Aside from decreasing how many times kallsyms are read, I started to look into how to remove dependency on kallsyms. From kernel source code kernel/kallsyms.c and printk() documentation https://docs.kernel.org/core-api/printk-formats.html#symbols-function-pointers I learned about special pointer formatting flags in kernel.
Writing a custom kernel module just for the purpose of extracting symbol names didn't feel right to me, so I've tried to use eBPF for that purpose. eBPF programs have these helpers available that are promising:
- bpf_snprintf
- bpf_trace_printk
I've looked into how these two are implemented and found that both of them use bstr_printf underneath. But before any printing is done, the format string must first go through bpf_bprintf_prepare, which disallows certain flags.
Fortunately for us, thanks to Florent Revest https://lore.kernel.org/bpf/[email protected]/ %pB is accepted. We might consider adding that info to bpf-helpers man page?
Overview of the new approach:
- eBPF profiler does low-latency recording of stack frames as it used to;
- Go through all kernel ips recorded in stack traces and save them in bpf_hashmap(K=u64, V=char[MAX_SYM_LEN]) with an empty value for now;
- Call eBPF converter program, which will populate values in the hashmap with bpf_snprintf(%pB);
- Report recorded callstacks using the now-populated hashmap for ksyms.
In order to reliably trigger the converter program, I decided to use USDT.
Running time ./profile -F 2344 1 on a mostly idle system I got Before:
real 0m1,215s
user 0m0,058s
sys 0m0,157s
After: real 0m1,045s user 0m0,009s sys 0m0,026s
I ask the community here for your opinion, help and guidance to make this mergeable.
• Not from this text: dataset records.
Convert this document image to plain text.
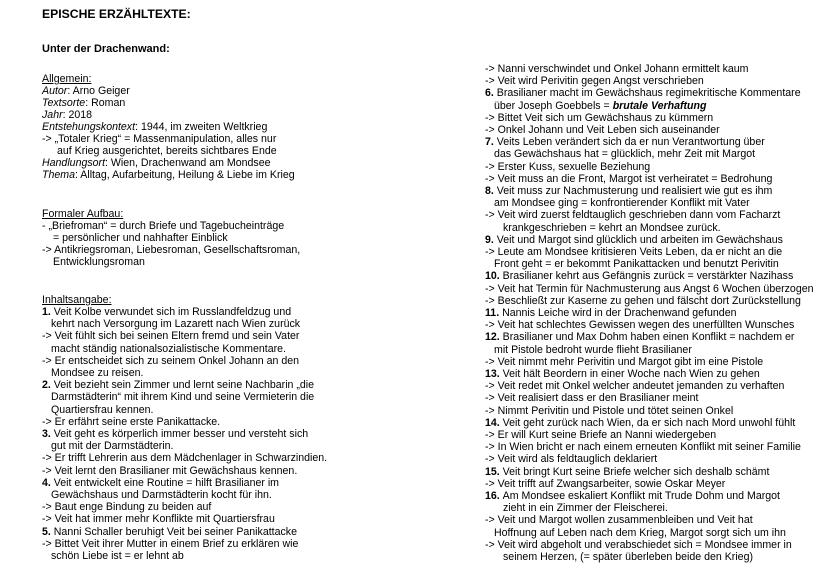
EPISCHE ERZÄHLTEXTE:
Unter der Drachenwand:
Allgemein:
Autor: Arno Geiger
Textsorte: Roman
Jahr: 2018
Entstehungskontext: 1944, im zweiten Weltkrieg
-> „Totaler Krieg“ = Massenmanipulation, alles nur
auf Krieg ausgerichtet, bereits sichtbares Ende
Handlungsort: Wien, Drachenwand am Mondsee
Thema: Alltag, Aufarbeitung, Heilung & Liebe im Krieg
Formaler Aufbau:
- „Briefroman“ = durch Briefe und Tagebucheinträge
= persönlicher und nahhafter Einblick
-> Antikriegsroman, Liebesroman, Gesellschaftsroman,
Entwicklungsroman
Inhaltsangabe:
1. Veit Kolbe verwundet sich im Russlandfeldzug und
kehrt nach Versorgung im Lazarett nach Wien zurück
-> Veit fühlt sich bei seinen Eltern fremd und sein Vater
macht ständig nationalsozialistische Kommentare.
-> Er entscheidet sich zu seinem Onkel Johann an den
Mondsee zu reisen.
2. Veit bezieht sein Zimmer und lernt seine Nachbarin „die
Darmstädterin“ mit ihrem Kind und seine Vermieterin die
Quartiersfrau kennen.
-> Er erfährt seine erste Panikattacke.
3. Veit geht es körperlich immer besser und versteht sich
gut mit der Darmstädterin.
-> Er trifft Lehrerin aus dem Mädchenlager in Schwarzindien.
-> Veit lernt den Brasilianer mit Gewächshaus kennen.
4. Veit entwickelt eine Routine = hilft Brasilianer im
Gewächshaus und Darmstädterin kocht für ihn.
-> Baut enge Bindung zu beiden auf
-> Veit hat immer mehr Konflikte mit Quartiersfrau
5. Nanni Schaller beruhigt Veit bei seiner Panikattacke
-> Bittet Veit ihrer Mutter in einem Brief zu erklären wie
schön Liebe ist = er lehnt ab
-> Nanni verschwindet und Onkel Johann ermittelt kaum
-> Veit wird Perivitin gegen Angst verschrieben
6. Brasilianer macht im Gewächshaus regimekritische Kommentare
über Joseph Goebbels = brutale Verhaftung
-> Bittet Veit sich um Gewächshaus zu kümmern
-> Onkel Johann und Veit Leben sich auseinander
7. Veits Leben verändert sich da er nun Verantwortung über
das Gewächshaus hat = glücklich, mehr Zeit mit Margot
-> Erster Kuss, sexuelle Beziehung
-> Veit muss an die Front, Margot ist verheiratet = Bedrohung
8. Veit muss zur Nachmusterung und realisiert wie gut es ihm
am Mondsee ging = konfrontierender Konflikt mit Vater
-> Veit wird zuerst feldtauglich geschrieben dann vom Facharzt
krankgeschrieben = kehrt an Mondsee zurück.
9. Veit und Margot sind glücklich und arbeiten im Gewächshaus
-> Leute am Mondsee kritisieren Veits Leben, da er nicht an die
Front geht = er bekommt Panikattacken und benutzt Perivitin
10. Brasilianer kehrt aus Gefängnis zurück = verstärkter Nazihass
-> Veit hat Termin für Nachmusterung aus Angst 6 Wochen überzogen
-> Beschließt zur Kaserne zu gehen und fälscht dort Zurückstellung
11. Nannis Leiche wird in der Drachenwand gefunden
-> Veit hat schlechtes Gewissen wegen des unerfüllten Wunsches
12. Brasilianer und Max Dohm haben einen Konflikt = nachdem er
mit Pistole bedroht wurde flieht Brasilianer
-> Veit nimmt mehr Perivitin und Margot gibt im eine Pistole
13. Veit hält Beordern in einer Woche nach Wien zu gehen
-> Veit redet mit Onkel welcher andeutet jemanden zu verhaften
-> Veit realisiert dass er den Brasilianer meint
-> Nimmt Perivitin und Pistole und tötet seinen Onkel
14. Veit geht zurück nach Wien, da er sich nach Mord unwohl fühlt
-> Er will Kurt seine Briefe an Nanni wiedergeben
-> In Wien bricht er nach einem erneuten Konflikt mit seiner Familie
-> Veit wird als feldtauglich deklariert
15. Veit bringt Kurt seine Briefe welcher sich deshalb schämt
-> Veit trifft auf Zwangsarbeiter, sowie Oskar Meyer
16. Am Mondsee eskaliert Konflikt mit Trude Dohm und Margot
zieht in ein Zimmer der Fleischerei.
-> Veit und Margot wollen zusammenbleiben und Veit hat
Hoffnung auf Leben nach dem Krieg, Margot sorgt sich um ihn
-> Veit wird abgeholt und verabschiedet sich = Mondsee immer in
seinem Herzen, (= später überleben beide den Krieg)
Using %pB slightly changes the format of a symbol name. Example: kmem_cache_alloc_noprof+0x2cf/0x300 It would be trivial to remove the suffix if it's necessary. Generating flamegraphs with Brendan Gregg's perl script still works.
For now, max_entries of the hashmap is hardcoded. Would you make it dynamic, like stack-storage-size or compute it by collecting all ips into a set and take this set's size as value for max_entries?
In Makefile: When adding bpf/usdt.bpf.h clang errored it couldn't find asm/errno.h so I added -v to cflags when V is set. As a quick fix, I hardcoded include path to x86_64 host header files. In contrast to clang, gcc corretly has this in it's default include path. Do you have any idea how to set this path, preferably so it doesn't only work on ubuntu?
Experimentally I added BPF_F_FAST_STACK_CMP | BPF_F_REUSE_STACKID to bpf_get_stackid. It doesn't seem to break the program and should make recording faster. If somebody knows why adding them is a bad idea please do tell.
If this gets a positive reaction, I will look into converting other tools here to use eBPF instead of /proc/kallsyms when possible.
Best, Krzysztof
I've watched now Evolution of stack trace captures with BPF - Andrii Nakryiko Originally posted by @ekyooo in https://github.com/iovisor/bcc/pull/5181#discussion_r1909752691
I think we should consider keeping BPF_F_FAST_STACK_CMP | BPF_F_REUSE_STACKID since for some users latency of profiling may be more important and if hash collision happens we are losing data anyway.
Perhaps creating an option --fast, where the possibility of overwriting data on hash colisions is mentioned in it's description. Perhaps make this the default behavior and make a flag to turn it off.